The Expendables 3 (2014)
★ / ★★★★
Clearly the weakest of the first three films, “The Expendables 3,” directed by Patrick Hughes, is not only plagued by a wasteland of crippling boredom after the first and final action sequences—each, by the way, is composed of only about fifteen minutes of good material—but it also suffers an identity crisis so severe that audiences coming into it expecting one thing will be gravely disappointed because they are handed another.
Barney Ross (Sylvester Stallone) leads a mission in Somalia which goes horribly awry when he and his men (Jason Statham, Wesley Snipes, Dolph Lundgren, Randy Couture, Terry Crews) discover that a war criminal believed to be dead is very much alive. Stonebanks (Mel Gibson—who gives a performance worthy of the series), an arms dealer, critically injures one of the Expendables which leads Ross to disassemble his current team of muscles in favor of new blood—a younger group with the potential to be as good, if not better, than his former crew.
The premise itself is a serious miscalculation.

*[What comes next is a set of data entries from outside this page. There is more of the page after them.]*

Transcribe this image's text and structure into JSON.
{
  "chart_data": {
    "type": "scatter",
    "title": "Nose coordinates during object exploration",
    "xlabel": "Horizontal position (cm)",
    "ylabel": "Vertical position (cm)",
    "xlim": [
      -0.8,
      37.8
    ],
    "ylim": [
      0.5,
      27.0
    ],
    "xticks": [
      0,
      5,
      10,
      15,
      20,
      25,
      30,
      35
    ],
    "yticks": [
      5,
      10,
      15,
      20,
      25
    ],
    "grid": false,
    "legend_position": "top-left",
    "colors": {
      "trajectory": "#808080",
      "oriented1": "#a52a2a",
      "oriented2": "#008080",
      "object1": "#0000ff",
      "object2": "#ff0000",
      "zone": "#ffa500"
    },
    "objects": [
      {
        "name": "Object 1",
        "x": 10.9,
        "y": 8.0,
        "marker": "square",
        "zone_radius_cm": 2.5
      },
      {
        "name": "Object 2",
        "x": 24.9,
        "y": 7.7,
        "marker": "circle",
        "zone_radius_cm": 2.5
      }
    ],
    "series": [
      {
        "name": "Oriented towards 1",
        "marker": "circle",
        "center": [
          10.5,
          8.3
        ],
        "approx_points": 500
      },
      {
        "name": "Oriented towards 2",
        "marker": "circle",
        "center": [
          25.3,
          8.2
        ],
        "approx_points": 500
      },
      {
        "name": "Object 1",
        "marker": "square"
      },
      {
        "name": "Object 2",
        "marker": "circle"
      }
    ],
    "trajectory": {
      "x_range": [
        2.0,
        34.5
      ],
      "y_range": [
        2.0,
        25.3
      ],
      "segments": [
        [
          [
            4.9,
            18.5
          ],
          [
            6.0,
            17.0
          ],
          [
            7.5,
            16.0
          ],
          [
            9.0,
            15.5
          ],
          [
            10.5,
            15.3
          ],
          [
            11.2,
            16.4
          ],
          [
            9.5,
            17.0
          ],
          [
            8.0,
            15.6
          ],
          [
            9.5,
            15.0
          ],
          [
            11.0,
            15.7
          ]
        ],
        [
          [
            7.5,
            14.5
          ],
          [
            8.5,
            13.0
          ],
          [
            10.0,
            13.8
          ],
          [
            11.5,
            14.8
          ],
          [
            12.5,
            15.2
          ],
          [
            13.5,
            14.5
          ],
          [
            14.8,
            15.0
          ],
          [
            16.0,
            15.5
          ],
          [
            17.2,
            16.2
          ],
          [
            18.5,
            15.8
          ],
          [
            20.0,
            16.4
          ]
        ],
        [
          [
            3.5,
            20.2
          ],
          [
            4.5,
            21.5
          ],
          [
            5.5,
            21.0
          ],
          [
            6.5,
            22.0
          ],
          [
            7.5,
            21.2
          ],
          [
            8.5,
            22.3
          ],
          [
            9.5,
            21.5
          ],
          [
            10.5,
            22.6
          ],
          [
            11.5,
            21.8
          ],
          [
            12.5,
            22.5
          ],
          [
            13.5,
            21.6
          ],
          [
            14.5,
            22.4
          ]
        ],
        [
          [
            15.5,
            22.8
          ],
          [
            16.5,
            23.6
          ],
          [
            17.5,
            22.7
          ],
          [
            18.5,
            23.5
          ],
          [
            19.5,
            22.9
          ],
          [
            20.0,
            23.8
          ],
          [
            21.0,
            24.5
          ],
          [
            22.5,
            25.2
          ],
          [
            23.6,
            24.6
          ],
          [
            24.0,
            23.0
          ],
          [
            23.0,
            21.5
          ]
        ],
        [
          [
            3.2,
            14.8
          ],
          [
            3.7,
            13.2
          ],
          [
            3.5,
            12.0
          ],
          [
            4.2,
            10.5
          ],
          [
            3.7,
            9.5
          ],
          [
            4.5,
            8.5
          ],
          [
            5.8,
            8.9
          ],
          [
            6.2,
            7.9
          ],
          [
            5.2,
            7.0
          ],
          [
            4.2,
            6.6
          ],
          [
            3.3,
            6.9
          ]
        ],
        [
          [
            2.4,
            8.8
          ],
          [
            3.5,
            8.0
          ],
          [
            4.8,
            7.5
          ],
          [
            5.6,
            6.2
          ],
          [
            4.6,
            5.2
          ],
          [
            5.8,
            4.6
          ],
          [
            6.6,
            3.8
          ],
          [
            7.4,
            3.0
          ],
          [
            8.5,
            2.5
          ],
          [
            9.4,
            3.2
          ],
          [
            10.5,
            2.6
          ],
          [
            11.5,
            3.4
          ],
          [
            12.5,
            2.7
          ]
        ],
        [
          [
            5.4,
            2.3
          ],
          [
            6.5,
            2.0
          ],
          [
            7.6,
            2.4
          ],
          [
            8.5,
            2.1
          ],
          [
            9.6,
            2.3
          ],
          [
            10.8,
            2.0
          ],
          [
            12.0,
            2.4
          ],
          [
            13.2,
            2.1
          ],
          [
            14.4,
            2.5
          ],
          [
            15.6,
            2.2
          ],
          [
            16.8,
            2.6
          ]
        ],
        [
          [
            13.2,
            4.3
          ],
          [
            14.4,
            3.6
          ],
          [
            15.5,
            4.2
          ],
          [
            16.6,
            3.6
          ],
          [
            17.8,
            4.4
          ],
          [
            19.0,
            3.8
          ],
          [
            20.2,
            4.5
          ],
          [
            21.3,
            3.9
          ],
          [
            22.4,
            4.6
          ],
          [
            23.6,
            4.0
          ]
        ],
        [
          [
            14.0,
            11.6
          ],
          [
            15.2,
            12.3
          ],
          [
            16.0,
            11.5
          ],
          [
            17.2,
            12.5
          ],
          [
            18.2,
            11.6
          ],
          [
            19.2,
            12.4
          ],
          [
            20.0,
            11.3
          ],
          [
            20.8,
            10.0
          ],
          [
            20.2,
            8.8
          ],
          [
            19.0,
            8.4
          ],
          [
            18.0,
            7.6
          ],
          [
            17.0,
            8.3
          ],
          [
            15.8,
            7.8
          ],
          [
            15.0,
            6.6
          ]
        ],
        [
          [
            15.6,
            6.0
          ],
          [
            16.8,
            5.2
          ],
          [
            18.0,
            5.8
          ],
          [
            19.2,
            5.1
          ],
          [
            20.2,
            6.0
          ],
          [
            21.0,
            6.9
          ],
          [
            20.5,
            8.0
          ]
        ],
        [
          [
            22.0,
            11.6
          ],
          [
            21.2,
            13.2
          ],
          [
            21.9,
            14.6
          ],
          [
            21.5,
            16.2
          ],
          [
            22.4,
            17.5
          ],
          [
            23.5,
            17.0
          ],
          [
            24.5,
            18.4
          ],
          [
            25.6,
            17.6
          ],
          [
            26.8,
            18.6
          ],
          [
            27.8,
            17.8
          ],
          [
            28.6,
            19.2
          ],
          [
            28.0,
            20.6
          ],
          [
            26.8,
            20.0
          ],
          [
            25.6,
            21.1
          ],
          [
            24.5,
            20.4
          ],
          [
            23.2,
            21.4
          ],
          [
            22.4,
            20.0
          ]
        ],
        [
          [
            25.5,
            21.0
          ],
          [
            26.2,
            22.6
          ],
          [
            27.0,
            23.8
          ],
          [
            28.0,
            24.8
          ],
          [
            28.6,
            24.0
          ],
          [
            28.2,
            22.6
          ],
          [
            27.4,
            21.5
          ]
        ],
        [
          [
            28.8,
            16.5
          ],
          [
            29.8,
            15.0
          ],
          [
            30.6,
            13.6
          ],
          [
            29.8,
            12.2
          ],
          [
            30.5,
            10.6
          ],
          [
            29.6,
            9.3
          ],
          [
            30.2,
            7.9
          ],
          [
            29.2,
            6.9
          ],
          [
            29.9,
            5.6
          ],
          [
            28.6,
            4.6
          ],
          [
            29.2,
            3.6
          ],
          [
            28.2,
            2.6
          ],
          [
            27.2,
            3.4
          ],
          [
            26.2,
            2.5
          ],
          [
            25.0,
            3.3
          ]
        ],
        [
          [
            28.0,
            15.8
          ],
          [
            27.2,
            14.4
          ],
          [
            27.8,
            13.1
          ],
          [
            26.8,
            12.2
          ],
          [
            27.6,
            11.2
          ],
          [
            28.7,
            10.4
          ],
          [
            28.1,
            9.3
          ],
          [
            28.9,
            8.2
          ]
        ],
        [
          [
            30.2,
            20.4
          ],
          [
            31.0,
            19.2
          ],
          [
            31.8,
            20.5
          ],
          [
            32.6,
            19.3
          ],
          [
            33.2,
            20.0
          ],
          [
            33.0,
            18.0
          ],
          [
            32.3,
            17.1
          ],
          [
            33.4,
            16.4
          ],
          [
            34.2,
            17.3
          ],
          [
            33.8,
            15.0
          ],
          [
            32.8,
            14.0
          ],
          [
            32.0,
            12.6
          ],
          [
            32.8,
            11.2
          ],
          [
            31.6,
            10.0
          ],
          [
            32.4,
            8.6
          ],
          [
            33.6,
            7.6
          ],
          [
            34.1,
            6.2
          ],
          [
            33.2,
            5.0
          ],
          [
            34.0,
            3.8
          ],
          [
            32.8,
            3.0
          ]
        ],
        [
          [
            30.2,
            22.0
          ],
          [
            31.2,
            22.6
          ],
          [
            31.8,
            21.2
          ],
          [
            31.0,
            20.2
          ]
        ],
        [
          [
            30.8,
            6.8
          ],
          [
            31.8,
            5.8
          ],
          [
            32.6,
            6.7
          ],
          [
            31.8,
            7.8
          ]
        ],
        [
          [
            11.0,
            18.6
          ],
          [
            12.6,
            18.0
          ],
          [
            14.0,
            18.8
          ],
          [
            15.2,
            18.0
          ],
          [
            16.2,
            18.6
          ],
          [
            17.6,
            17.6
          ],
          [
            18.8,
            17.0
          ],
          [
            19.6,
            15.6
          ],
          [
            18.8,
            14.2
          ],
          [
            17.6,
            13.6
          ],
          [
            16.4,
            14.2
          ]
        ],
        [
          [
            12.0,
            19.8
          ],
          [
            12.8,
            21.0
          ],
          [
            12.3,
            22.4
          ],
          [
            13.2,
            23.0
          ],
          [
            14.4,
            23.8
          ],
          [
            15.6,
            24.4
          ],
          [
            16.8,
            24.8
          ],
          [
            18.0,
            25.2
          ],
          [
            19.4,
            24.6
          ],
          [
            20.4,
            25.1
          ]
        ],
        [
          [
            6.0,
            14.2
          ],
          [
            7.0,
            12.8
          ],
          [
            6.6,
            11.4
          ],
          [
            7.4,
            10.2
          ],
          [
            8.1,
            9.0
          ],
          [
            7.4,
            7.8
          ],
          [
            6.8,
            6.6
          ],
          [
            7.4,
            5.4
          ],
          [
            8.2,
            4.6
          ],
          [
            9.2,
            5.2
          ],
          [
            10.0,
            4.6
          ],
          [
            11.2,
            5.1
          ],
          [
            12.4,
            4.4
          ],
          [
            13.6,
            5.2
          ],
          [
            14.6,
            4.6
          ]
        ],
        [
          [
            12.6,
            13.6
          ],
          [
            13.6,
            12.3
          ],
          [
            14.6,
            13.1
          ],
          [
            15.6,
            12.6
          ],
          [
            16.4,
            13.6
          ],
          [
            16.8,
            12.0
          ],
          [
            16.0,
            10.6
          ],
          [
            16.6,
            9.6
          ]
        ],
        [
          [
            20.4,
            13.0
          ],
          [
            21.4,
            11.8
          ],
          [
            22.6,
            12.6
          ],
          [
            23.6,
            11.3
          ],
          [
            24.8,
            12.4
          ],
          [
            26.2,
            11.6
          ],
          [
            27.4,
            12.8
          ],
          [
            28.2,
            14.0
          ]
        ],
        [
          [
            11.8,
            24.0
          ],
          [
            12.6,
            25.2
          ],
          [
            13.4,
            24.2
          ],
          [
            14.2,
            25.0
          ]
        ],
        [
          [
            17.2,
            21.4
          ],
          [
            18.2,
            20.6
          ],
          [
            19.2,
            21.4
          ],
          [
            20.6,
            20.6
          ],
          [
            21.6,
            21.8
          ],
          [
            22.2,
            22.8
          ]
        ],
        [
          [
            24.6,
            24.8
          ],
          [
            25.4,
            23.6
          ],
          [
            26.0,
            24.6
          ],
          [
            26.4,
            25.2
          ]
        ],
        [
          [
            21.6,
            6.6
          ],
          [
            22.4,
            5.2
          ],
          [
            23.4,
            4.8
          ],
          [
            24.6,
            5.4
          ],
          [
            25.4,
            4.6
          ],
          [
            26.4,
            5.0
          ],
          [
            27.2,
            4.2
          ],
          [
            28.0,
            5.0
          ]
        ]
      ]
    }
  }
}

I suppose that part of the idea is the passing of the torch which implies that the younger characters recruited by Ross are to be played by action stars of the future. Kellan Lutz is the most high-profile name of the young bunch but even then I do not consider him to have the potential to become a bona fide action star—and I suspect others are likely to feel the same.
Though he and his co-stars have the physicality, they command neither the charm nor the intensity of the following pool of actors that perhaps should have been cast instead: Channing Tatum, Jeremy Renner, Iko Uwais, Gina Carano, Michael B. Jordan, Tom Hardy. Given that the casting directors are able to employ big names into the franchise, to expect the hiring of the aforementioned names is not at all unjustified.
What makes the series so enjoyable is the old-fashioned style of action. It is all about the big menacing guns, the deafening explosions so closely and so expertly shot that we feel the heat approaching our seats, the bone-crunching mano-a-mano, and the cheesy one-liners as chaos unfolds all around. Instead, we endure scenes and tech talk involving security grids, surveillance videos, CCTV systems—elements that belong to another picture completely. As a result, the work is reduced to a forgettable, standard modern action movie.
The script has never been the series’ strongest asset but it is most unbearable here. Speeches concerning the leader not allowing his team to go down with him is laughable. By the end of the epic talk, the implication is this: younger lives are more expendable than older lives. Clearly, Ross is convinced that any mission involving the capture of one of the deadliest men he knows is suicide.
So, pragmatically, shouldn’t he be striving to keep his current team because they have experience together, that they share awareness down to one another’s rhythms? Thus, employing a new team, aside from being nonsensical, comes across as nothing but a convenient and lazy device to allow the minutes to trickle away. What I detest most are movies whose filmmakers are fully aware that they are wasting everybody’s time and it is so apparent that it should be criminal.